Nothing can stop politicians and intellectuals from viewing the riots of autumn as lesser happenings on the road to the democratic reconciliation of all cultures. Yet, everything indicates quite to the contrary, that these are successive phases of a revolt whose end is nowhere in sight.


About the Author
Laura Nyssola is from Bordighera, Italy.


Endnotes

1Editor’s note: See Jean Baudrillard. The Mirror of Production (c 1973). St. Louis: Telos Press, 1975:141.

2Editor’s note: Baudrillard is referring to Sub-Saharan Africans who have been scaling barbed-wire fences along the Moroccan – Spanish border on the way to Melilla.See also Tracey Wilkinson. “Patch of Spain in Africa Draws Migrants; More desperate people try to enter Melilla”. See: http://www.usaforunhcr.org/archives.cfm?ID=3641&cat=Archives (link no longer active 2019)

3Editor’s note: See Hélé Béji. L’Imposture Culturelle. Paris: Editions Stock, 1997.

4Editor’s note: See Robert Castel. L’Insécurité Sociale. Paris: Editions du Seuil, 2003.
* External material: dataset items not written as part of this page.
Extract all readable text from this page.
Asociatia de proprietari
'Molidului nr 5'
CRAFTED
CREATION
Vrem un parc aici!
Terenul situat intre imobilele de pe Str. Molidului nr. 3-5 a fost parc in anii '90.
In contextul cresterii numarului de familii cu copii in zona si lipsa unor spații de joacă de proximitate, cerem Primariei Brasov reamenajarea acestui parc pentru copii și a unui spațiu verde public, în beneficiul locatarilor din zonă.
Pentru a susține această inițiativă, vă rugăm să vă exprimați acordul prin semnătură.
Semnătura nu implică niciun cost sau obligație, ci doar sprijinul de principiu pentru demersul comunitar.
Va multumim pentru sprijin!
5 – “Nique ta mère!” (literally, “fuck your mother!”), was the original title of this article as it appeared  in Liberation on November 18, 2005: http://www.liberation.fr/page.php?Article=339243 (link no longer active 2019). A thoughtful commentary on this choice of wording appears in: Mutte Beta (Meta Mute): Culture and Politics After the Net (February 28, 2006): . “…he [Baudrillard] probably picked this up from watching the film La Haine [Hate], (the phrase is grafitti’ed on a door and also verbally hurled at a police officer in one key scene) of which incidentally the French cabinet held a special screening upon its release in 1995 to understand the troubled zone which presumably remained too remote for them to visit in person. La Haine was a direct response to 25 years of violent confrontation between the inhabitants of the banlieue and the agents of the state and specifically to the shooting of a sixteen-year-old Zairean youth, Makomé Bowole, in police custody in 1993.” See: http://www.metamute.org/en/node/7322 (link no longer active 2019).

For Baudrillard’s writing on hatred, including the film La Haine see: Jean Baudrillard. The Perfect Crime. New York: Verso, 1996: 142-147 and Jean Baudrillard. Screened Out. New York: Verso, 2002:91 ff. Both books are translated by Chris Turner.